Welcome to Turtle Investing
Although there are a number of registered accounts in Canada, we will focus on the two most popular ones: TFSAs and RRSPs
"The Tax-Free Savings Account (TFSA) program began in 2009. It is a way for individuals who are 18 and older and who have a valid social insurance number to set money aside tax-free throughout their lifetime. Contributions to a TFSA are not deductible for income tax purposes. Any amount contributed as well as any income earned in the account (for example, investment income and capital gains) is generally tax-free, even when it is withdrawn. Administrative or other fees in relation to TFSA and any interest or money borrowed to contribute to a TFSA are not tax-deductible."
Note: You will keep receiving contribution room to your TFSA even if you do not file income taxes or open a TFSA
Keynotes:
You can open as many TFSA accounts as you want as long as the dollar amount contributed adds up to be within your total limit. For example, you can have a TFSA account with three separate banks, several brokers but as long as the total contributed does not exceed your limit you will not be audited by the CRA.
We suggest a TFSA as the first registered account to open once you are the age of majority within your province/ territory. We suggest maxing out the TFSA as much as possible with a majority weight of defensive passive income-generating stocks.
In theory, you can make a million dollars with your TFSA and not be taxed for the gains but make sure that you do not use the account for business activities such as trading. The CRA does not specify exactly what "business activity" would look like and how many trades would mark your account as such. Regardless, make sure to only hold investments that you plan to hold for more than a year to prevent the CRA from conducting an audit on your TFSA.

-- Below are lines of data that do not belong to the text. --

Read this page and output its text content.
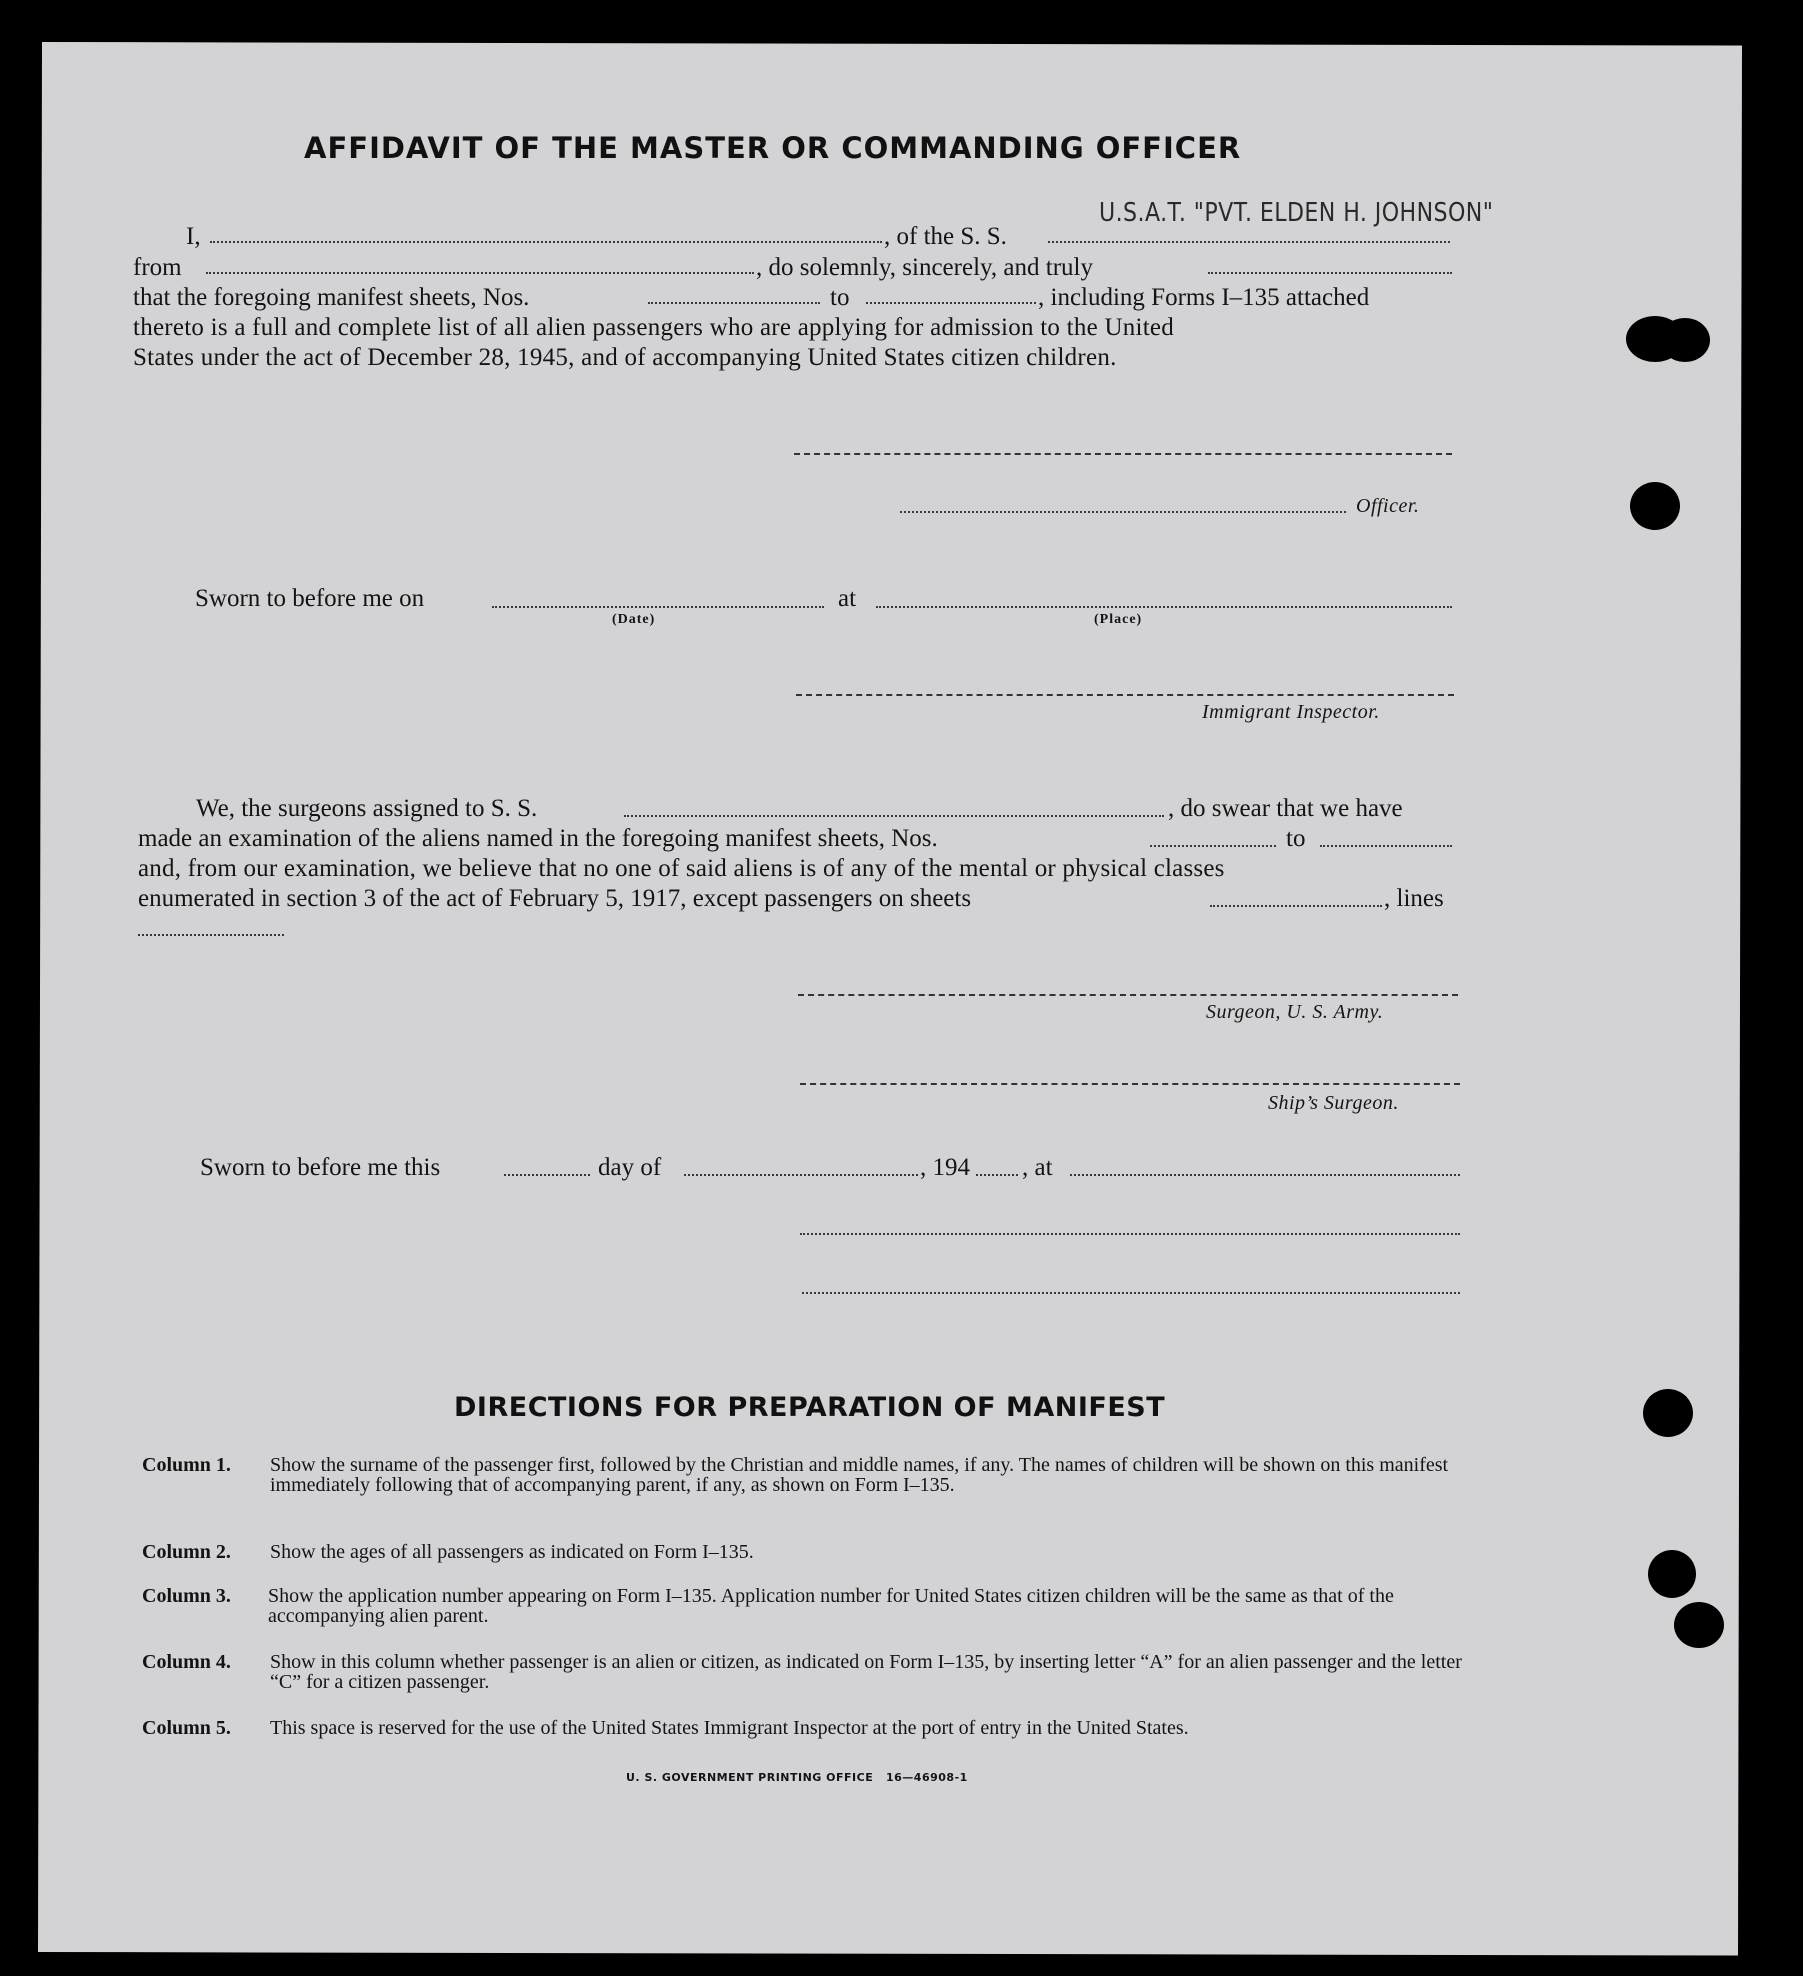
AFFIDAVIT OF THE MASTER OR COMMANDING OFFICER
U.S.A.T. "PVT. ELDEN H. JOHNSON"
I,	, of the S. S.
from	, do solemnly, sincerely, and truly
that the foregoing manifest sheets, Nos.	to	, including Forms I–135 attached
thereto is a full and complete list of all alien passengers who are applying for admission to the United
States under the act of December 28, 1945, and of accompanying United States citizen children.
Officer.
Sworn to before me on
(Date)
at
(Place)
Immigrant Inspector.
We, the surgeons assigned to S. S.	, do swear that we have
made an examination of the aliens named in the foregoing manifest sheets, Nos.	to
and, from our examination, we believe that no one of said aliens is of any of the mental or physical classes
enumerated in section 3 of the act of February 5, 1917, except passengers on sheets	, lines
Surgeon, U. S. Army.
Ship’s Surgeon.
Sworn to before me this	day of	, 194 , at
DIRECTIONS FOR PREPARATION OF MANIFEST
Column 1. Show the surname of the passenger first, followed by the Christian and middle names, if any. The names of children will be shown on this manifest immediately following that of accompanying parent, if any, as shown on Form I–135.
Column 2. Show the ages of all passengers as indicated on Form I–135.
Column 3. Show the application number appearing on Form I–135. Application number for United States citizen children will be the same as that of the accompanying alien parent.
Column 4. Show in this column whether passenger is an alien or citizen, as indicated on Form I–135, by inserting letter “A” for an alien passenger and the letter “C” for a citizen passenger.
Column 5. This space is reserved for the use of the United States Immigrant Inspector at the port of entry in the United States.
U. S. GOVERNMENT PRINTING OFFICE 16—46908-1
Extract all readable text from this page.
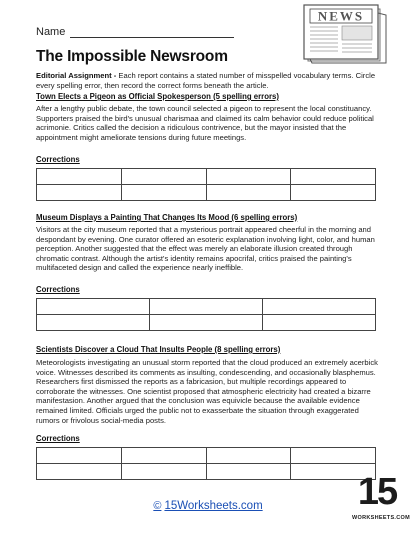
Name
NEWS
The Impossible Newsroom
Editorial Assignment - Each report contains a stated number of misspelled vocabulary terms. Circle every spelling error, then record the correct forms beneath the article.
Town Elects a Pigeon as Official Spokesperson (5 spelling errors)
After a lengthy public debate, the town council selected a pigeon to represent the local constituancy. Supporters praised the bird's unusual charismaa and claimed its calm behavior could reduce political acrimonie. Critics called the decision a ridiculous contrivence, but the mayor insisted that the appointment might ameliorate tensions during future meetings.
Corrections

Museum Displays a Painting That Changes Its Mood (6 spelling errors)
Visitors at the city museum reported that a mysterious portrait appeared cheerful in the morning and despondant by evening. One curator offered an esoteric explanation involving light, color, and human perception. Another suggested that the effect was merely an elaborate illusion created through chromatic contrast. Although the artist's identity remains apocrifal, critics praised the painting's multifaceted design and called the experience nearly ineffible.
Corrections

Scientists Discover a Cloud That Insults People (8 spelling errors)
Meteorologists investigating an unusual storm reported that the cloud produced an extremely acerbick voice. Witnesses described its comments as insulting, condescending, and occasionally blasphemus. Researchers first dismissed the reports as a fabricasion, but multiple recordings appeared to corroborate the witnesses. One scientist proposed that atmospheric electricity had created a bizarre manifestasion. Another argued that the conclusion was equivicle because the available evidence remained limited. Officials urged the public not to exasserbate the situation through exaggerated rumors or frivolous social-media posts.
Corrections

© 15Worksheets.com	15
WORKSHEETS.COM
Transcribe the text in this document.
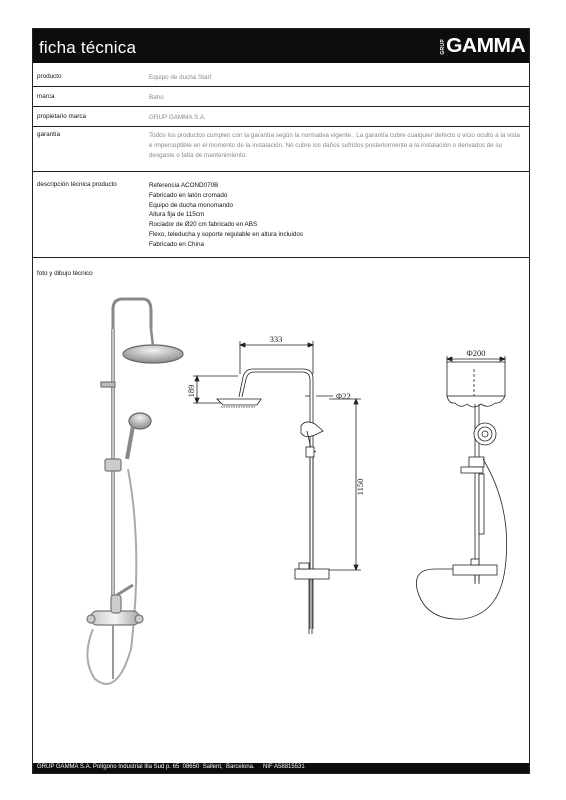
ficha técnica	GRUP GAMMA
producto	Equipo de ducha Start
marca	Baho
propietario marca	GRUP GAMMA S.A.
garantía	Todos los productos cumplen con la garantía según la normativa vigente . La garantía cubre cualquier defecto o vicio oculto a la vista e imperceptible en el momento de la instalación. No cubre los daños sufridos posteriormente a la instalación o derivados de su desgaste o falta de mantenimiento.
descripción técnica producto	Referencia ACOND070B
Fabricado en latón cromado
Equipo de ducha monomando
Altura fija de 115cm
Rociador de Ø20 cm fabricado en ABS
Flexo, teleducha y soporte regulable en altura incluidos
Fabricado en China
foto y dibujo técnico
333
189	Φ22
1150
Φ200
GRUP GAMMA S.A. Polígono Industrial Illa Sud p. 65  08650  Sallent,  Barcelona.     NIF A58815531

Make sure to read about the implications of withdrawals on the official CRA website before withdrawing from your TFSA
"An RRSP is a retirement savings plan that you establish, that we register, and to which you or your spouse or common-law partner contribute. Deductible RRSP contributions can be used to reduce your tax.
Any income you earn in the RRSP is usually exempt from tax as long as the funds remain in the plan; you generally have to pay tax when you receive payments from the plan."
Note: To earn RRSP contribution room, it completely depends on the amount of income that you report when you file your taxes.
Keynotes:
Before opening an RRSP, employers often have partner programs or packages that can increase your RRSP contributions so be sure to check if your employer does RRSP contribution matching.
Make sure to read about the implications of withdrawals on the official CRA website before withdrawing from your RRSP
Disclaimer: Please make sure to read in full regarding these accounts on CRA's website before making any decisions.